The six owners of the bikes sat at a table near the door, in front of each a milkshake and a sandwich on a plate. They were all dressed in black leathers and wore silk scarves round their necks. Their black gauntlets and black helmets were placed by the side of their plates. They sat silently and without moving. Only their eyes turned to Gently. In the background, his cheek twitching, Tony was doing something with a teapot.
‘Tony,’ Gently said, ‘I’ll have a milkshake and a sandwich.’
Tony dropped the teapot noisily, grabbed a shaker and slopped milk into it.
‘Whata would you like?’ he gabbled.
‘Same as the chaps,’ Gently said.
‘They got banana,’ Tony said.
‘Make mine banana,’ said Gently.
He took a leisurely survey of the premises. Two transport men were also sitting there. They looked bored. They weren’t eating and they didn’t catch Gently’s eye. At the silent table was a seventh chair and a vacant space on the table in front of it. Gently paid for his order, took it to the space, placed his trilby by it, and sat on the chair.
‘Now,’ he said, ‘as a matter of form, we’ll take the names and addresses first.’
He looked encouragingly round the table. No one answered him a word.
‘You,’ he said to a squash-nosed boy, ‘your name is Salmon, so I’m told.’
‘Like what’s it to you?’ Salmon said. ‘We haven’t been doing nothing, screw.’
‘We’ll come to that,’ Gently said. ‘You live in Barnham Road, don’t you?’
‘Tell him, Jack,’ said a thick-featured youngster. ‘We go for this screw knowing who we are.’
They gave him their names and addresses. Gently wrote them in his notebook. They were Jack Salmon, Jeff Cook, Pete Starling, Bill Hallman, Frankie Knights, and Tommy Grimstead, Hallman being the thick-featured one. Tony watched this going on with increasing agitation. The transport men seemed restive. One of them was heeling the leg of his chair.
‘Right,’ Gently said. ‘Now just for the book, how long have you been here?’
‘Like an hour and a half,’ Hallman said. ‘Ask anyone how long we’ve been here.’
‘Tony?’ Gently said.
‘It’s the truth what they say,’ Tony said. ‘They been here the hour and a half, mister. I don’t wanta no trouble around here.’
‘You won’t get it,’ Gently said. ‘Not if you keep your nose clean. What do these other two gentlemen say?’
The transport men were looking sheepish.
‘That’s about right,’ one of them muttered. ‘We’ve been here an hour, and they were here in front of us.’
‘You want to get away?’ Gently asked.
‘’Bout time we were going,’ the man said.
‘I should get away,’ Gently said. ‘You’ve nothing left to stop for now.’
The two men got to their feet hastily. One of them stumbled as he went through the door. Tony was clutching his arms anguishedly as though they were bothering him with cramp.
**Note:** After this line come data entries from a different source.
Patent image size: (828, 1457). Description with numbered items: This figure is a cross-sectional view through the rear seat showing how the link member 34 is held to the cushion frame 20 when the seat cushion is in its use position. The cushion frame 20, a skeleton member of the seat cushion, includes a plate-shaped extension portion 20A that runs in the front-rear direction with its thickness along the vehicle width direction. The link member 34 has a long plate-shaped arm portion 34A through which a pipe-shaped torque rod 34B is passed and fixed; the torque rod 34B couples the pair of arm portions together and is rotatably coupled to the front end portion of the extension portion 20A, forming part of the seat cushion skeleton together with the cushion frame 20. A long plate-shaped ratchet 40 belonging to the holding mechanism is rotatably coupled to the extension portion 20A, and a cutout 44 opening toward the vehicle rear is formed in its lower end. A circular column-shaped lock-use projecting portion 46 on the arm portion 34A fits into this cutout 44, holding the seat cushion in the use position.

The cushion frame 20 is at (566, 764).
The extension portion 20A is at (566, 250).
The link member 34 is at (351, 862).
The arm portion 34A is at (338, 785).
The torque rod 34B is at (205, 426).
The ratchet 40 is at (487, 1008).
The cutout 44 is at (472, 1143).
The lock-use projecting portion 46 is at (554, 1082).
‘Good,’ Gently said, ‘that’s the inessentials. Now we can get down to business perhaps. What are the six of you sitting in here for — why aren’t you at work like other people?’
‘Like we work when we want to,’ Hallman said. ‘Is there a law against it, screw?’
‘Yuh,’ Salmon said, ‘what gives with you, screw? We can sit in here as long as we like.’
‘So you weren’t told off for it?’ Gently said.
‘We weren’t told nothing,’ Hallman said.
‘You weren’t told to tie those sheets on your bikes.’
‘Not nothing we was told about,’ Hallman said.
‘Then you just tied them on, did you?’ Gently said. ‘You just got the same idea. All six of you.’
‘Yuh, that’s about it,’ Hallman said. ‘Like we just got the same idea about that.’